The Silence in Sudan

Why did the United Nations stop reporting atrocities in Darfur?

BY COLUM LYNCH | MAY 7, 2012

Darfur once captured the world's attention as a contemporary symbol of the international failure to confront mass atrocities. In recent years, however, it has fallen off the radar screen, as the level of government-sponsored violence has subsided and as other pressing Sudanese crises, including the threat of war between Sudan and South Sudan, have captured the headlines.

But there is another reason you don't hear much about the troubles in Darfur these days: The United Nations human rights agencies essentially stopped issuing public reports on abuses there three and a half years ago, according to U.N. officials, human rights advocates, and a leaked U.N. report. The sunnier accounts of events in Darfur in some ways reflects the tendency of the U.N. and African Union leadership to trumpet the successes of a peace process that they have helped brokered, and downplay its failures. But the long silence owes much to the Sudanese government practice of intimidating U.N. officials and independent aid workers into remaining quiet or minimizing government violations -- by threatening possible expulsion or harassment on the ground.

Indeed, the U.N.'s reticence to report publicly on rights abuses intensified after the Sudanese government expelled 13 relief organizations in March 2009, heightening fears that open criticism of the regime could trigger a swift crackdown on outsiders. The U.N. High Commissioner for Human Rights has not issued a single report on abuses in Darfur, Sudan, since January 2009, when it documented government killings of displaced Darfurians back in the Kalma camp for internally displaced peoples (IDPs) in August 2008.

The U.N.-African Union Mission in Darfur (UNAMID), which includes staff from the high commissioner's office, has also been largely silent. A group of three former U.N. experts, meanwhile, recently wrote a confidential report claiming that the U.N. mission in Darfur has minimized critical reporting of government abuses, downplaying a series of attacks against the Zaghawa tribe last year that displaced 70,000 people, and which amounted to ethnic cleansing."There has indeed been a drop-off in the number of public human rights reports produced by UNAMID over the past couple of years, and it is something we have been concerned about and have been raising with the team on the ground," Rupert Colville, spokesman for the U.N. High Commissioner, told me. Colville declined to elaborate on why the U.N. had stopped issuing the human rights reports it had periodically published on Darfur until the beginning of 2009.

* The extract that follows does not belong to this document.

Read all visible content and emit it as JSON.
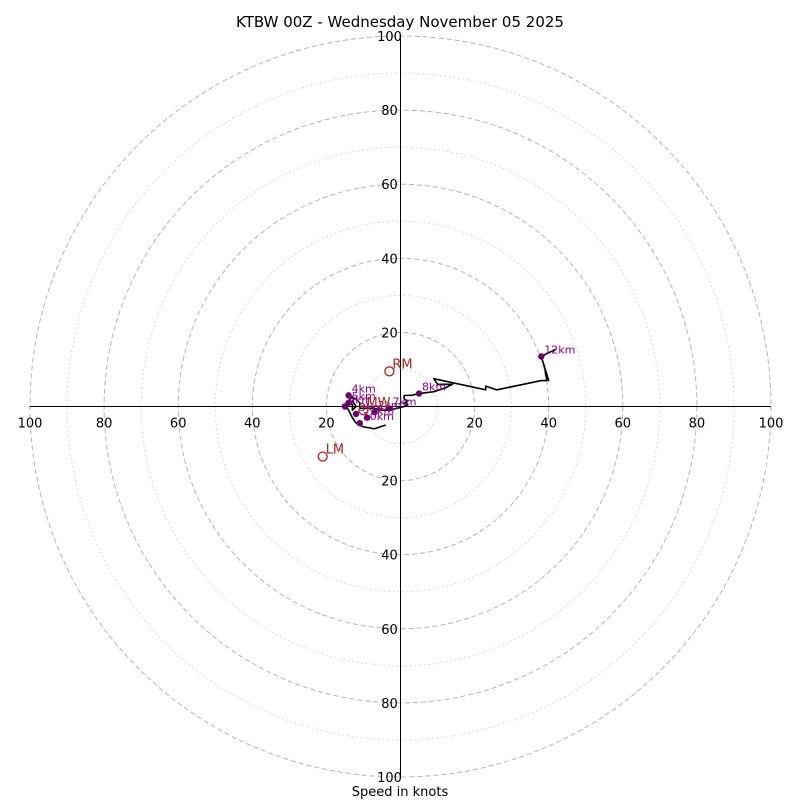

U.S. officials and human rights advocates acknowledge that the nature of violence in Darfur has changed since the bloodiest phase from 2003 to 2005 of a government counterinsurgency campaign that has never entirely ended and that has led to the death of more than 300,000 people and the displacement of nearly three million. A peace treaty between Chad and Sudan has undercut the military position of one of Darfur's main rebel groups, the Justice and Equality Movement. There is at least a peace agreement in place now, that while not exactly delivering peace, has created a political process to channel some of the region's more violent impulses. But that doesn't meant that the problems have gone away: The region continues to be plagued by intertribal warfare, banditry, and crime.

Meanwhile, Khartoum continues to kill civilians through a campaign of aerial bombardment, as it has recently attacked the central Darfurian region of Jebel Marra. It also imports weapons in violation of U.N. sanctions, and it provides military support to favored militias in an effort to root out possible bases of support for rebel forces now bent on toppling the government. Indeed, the three former U.N. experts documented evidence that Khartoum -- which traditionally supported Arab militia in Darfur -- trained, armed, and organized local non-Arab tribes for the first time to fight anti-government Zaghawa rebels.

Early last month, Susan Rice, the U.S. ambassador to the United Nations, privately raised concerns about the lack of reporting on rights abuses in Darfur in a private meeting with Ibrahim Gambari, UNAMID's representative. More recently, the United States, Britain, and other European powers also pressed the U.N. chief peacekeeper, Hervé Ladsous, in a closed-door Security Council session to step up reporting on rights abuses, arguing that developments on the ground still require public reporting on abuses by government or rebel forces in Darfur.

"From a U.S. point of view, we're hardly sanguine about the security situation" in Darfur, Rice told reporters on April 26. "We see that the violence is escalating in four or five regions of Darfur, and we're particularly concerned about North Darfur and Jebel Marra."

The partial reporting moratorium comes at a time when media interest in Sudan has waned, or at least shifted from Darfur to other parts of Sudan, including South Sudan, which declared its independence last July 2011, culminating a landmark agreement that ended a 28-year civil war between Khartoum and the southerners. The nascent country has since been plagued by violent flare-ups in places like Abyei, South Kordofan, and elsewhere along the border, raising fears that Khartoum and South Sudan might again be on the brink of war, this time a battle between two well-armed independent nations.